Buljubasic N, Marijic J, Kampine J P, Bosnjak Z J
Department of Anesthesiology, Medical College of Wisconsin, Milwaukee 53226.
Can J Physiol Pharmacol. 1994 Mar;72(3):189-98. doi: 10.1139/y94-030.
This study characterizes K+ current in canine coronary artery and investigates its role in regulation of vascular smooth muscle tone during the resting and activated state. Isolated rings and whole-cell K+ current as well as single K+ channels were studied. Tetraethylammonium (< 3 mM) did not increase the resting tension in isolated rings; however, 0.3 mM tetraethylammonium increased tension in vessels that were precontracted by elevated [K+]o or 5-hydroxytryptamine (5-HT). The whole-cell K+ current showed voltage and Ca2+ dependency and sensitivity to tetraethylammonium (31 +/- 7, 72 +/- 2, and 83 +/- 4% depression by 1, 10, and 30 mM tetraethylammonium, respectively). A large-conductance (100 pS) K+ channel was identified in cell-attached patches with open-time distribution fitted with two exponentials. Calcium ionophore A23187 (10 microM) increased the probability of opening, mean open time, and amplitude of this channel in cell-attached patches, suggesting Ca2+ dependency. A23187 shifted the plot of unitary current as a function of pipette potential to the right, suggesting A23187-induced cell hyperpolarization. In inside-out patches, increase in cytoplasmic-side [Ca2+] from 10(-7) to 10(-6) M increased both the frequency of channel opening and duration of the open state, without changing its conductance. Tetraethylammonium (1 mM) on the cytoplasmic side caused a reversible decrease in the current amplitude. Charybdotoxin (100 nM) decreased the probability of opening and mean open time and increased mean closed time, while apamin (100 nM) did not significantly affect channel kinetics. In summary, this study demonstrates the existence and important functional role of a large-conductance, Ca(2+)-sensitive K+ channel in regulation of membrane potential and cell excitability, as well as some aspects of regulation and kinetics of this channel in canine coronary arterial cells.

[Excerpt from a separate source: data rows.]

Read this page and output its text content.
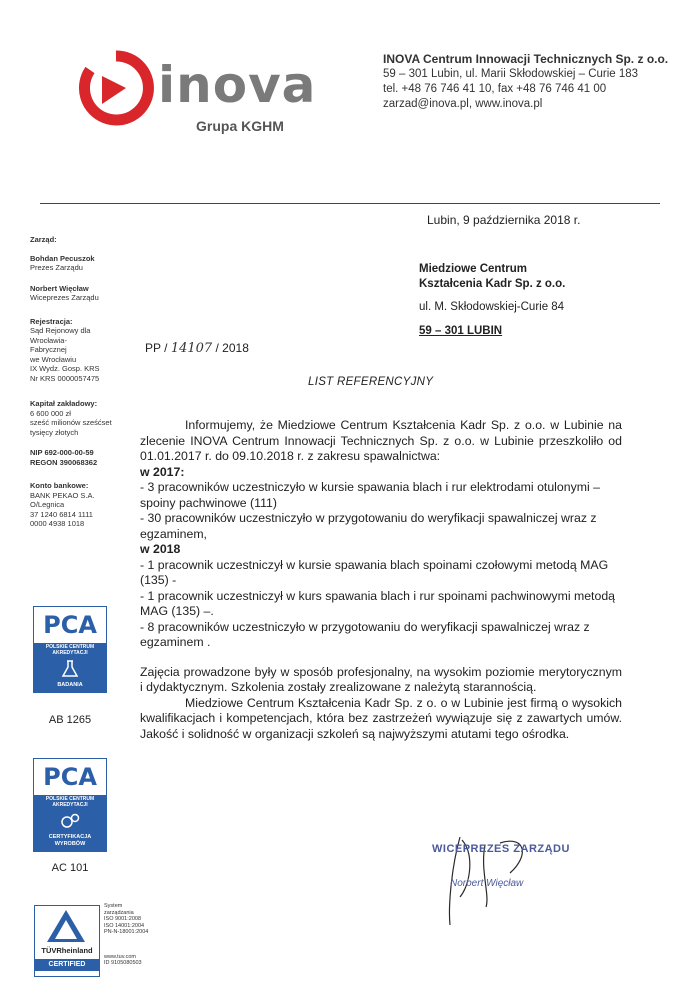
inova
Grupa KGHM
INOVA Centrum Innowacji Technicznych Sp. z o.o.
59 – 301 Lubin, ul. Marii Skłodowskiej – Curie 183
tel. +48 76 746 41 10, fax +48 76 746 41 00
zarzad@inova.pl, www.inova.pl
Zarząd:
Bohdan Pecuszok
Prezes Zarządu
Norbert Więcław
Wiceprezes Zarządu
Rejestracja:
Sąd Rejonowy dla
Wrocławia-
Fabrycznej
we Wrocławiu
IX Wydz. Gosp. KRS
Nr KRS 0000057475
Kapitał zakładowy:
6 600 000 zł
sześć milionów sześćset
tysięcy złotych
NIP 692-000-00-59
REGON 390068362
Konto bankowe:
BANK PEKAO S.A.
O/Legnica
37 1240 6814 1111
0000 4938 1018
PCA
POLSKIE CENTRUM
AKREDYTACJI
BADANIA
AB 1265
PCA
POLSKIE CENTRUM
AKREDYTACJI
CERTYFIKACJA
WYROBÓW
AC 101
TÜVRheinland
CERTIFIED
System
zarządzania
ISO 9001:2008
ISO 14001:2004
PN-N-18001:2004
www.tuv.com
ID 9105080503
Lubin, 9 października 2018 r.
Miedziowe Centrum
Kształcenia Kadr Sp. z o.o.
ul. M. Skłodowskiej-Curie 84
59 – 301 LUBIN
PP / 14107 / 2018
LIST REFERENCYJNY

Informujemy, że Miedziowe Centrum Kształcenia Kadr Sp. z o.o. w Lubinie na zlecenie INOVA Centrum Innowacji Technicznych Sp. z o.o. w Lubinie przeszkoliło od 01.01.2017 r. do 09.10.2018 r. z zakresu spawalnictwa:

w 2017:

- 3 pracowników uczestniczyło w kursie spawania blach i rur elektrodami otulonymi – spoiny pachwinowe (111)

- 30 pracowników uczestniczyło w przygotowaniu do weryfikacji spawalniczej wraz z egzaminem,

w 2018

- 1 pracownik uczestniczył w kursie spawania blach spoinami czołowymi metodą MAG (135) -

- 1 pracownik uczestniczył w kurs spawania blach i rur spoinami pachwinowymi metodą MAG (135) –.

- 8 pracowników uczestniczyło w przygotowaniu do weryfikacji spawalniczej wraz z egzaminem .

Zajęcia prowadzone były w sposób profesjonalny, na wysokim poziomie merytorycznym i dydaktycznym. Szkolenia zostały zrealizowane z należytą starannością.

Miedziowe Centrum Kształcenia Kadr Sp. z o. o w Lubinie jest firmą o wysokich kwalifikacjach i kompetencjach, która bez zastrzeżeń wywiązuje się z zawartych umów. Jakość i solidność w organizacji szkoleń są najwyższymi atutami tego ośrodka.

WICEPREZES ZARZĄDU
Norbert Więcław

本研究对犬冠状动脉中的钾离子电流进行了表征,并研究了其在静息和激活状态下对血管平滑肌张力调节中的作用。研究了分离的血管环、全细胞钾离子电流以及单个钾离子通道。四乙铵(<3 mM)不会增加分离血管环的静息张力;然而,0.3 mM四乙铵会增加由升高的细胞外钾离子浓度([K+]o)或5-羟色胺(5-HT)预收缩的血管的张力。全细胞钾离子电流表现出电压和钙离子依赖性以及对四乙铵的敏感性(分别用1、10和30 mM四乙铵处理后,电流抑制率分别为31±7%、72±2%和83±4%)。在细胞贴附式膜片上鉴定出一种大电导(100 pS)的钾离子通道,其开放时间分布符合两个指数函数。钙离子载体A23187(10 μM)增加了细胞贴附式膜片中该通道的开放概率、平均开放时间和幅度,表明其具有钙离子依赖性。A23187将单位电流与微电极电位关系曲线向右移动,表明A23187诱导细胞超极化。在内外翻式膜片中,细胞质侧钙离子浓度从10⁻⁷ M增加到10⁻⁶ M会增加通道开放频率和开放状态持续时间,而不改变其电导。细胞质侧的1 mM四乙铵会使电流幅度可逆性降低。蝎毒素(100 nM)降低了开放概率和平均开放时间,并增加了平均关闭时间,而蜂毒明肽(100 nM)对通道动力学没有显著影响。总之,本研究证明了一种大电导、钙离子敏感的钾离子通道在调节膜电位和细胞兴奋性方面的存在及其重要功能作用,以及该通道在犬冠状动脉细胞中的一些调节和动力学方面的特性。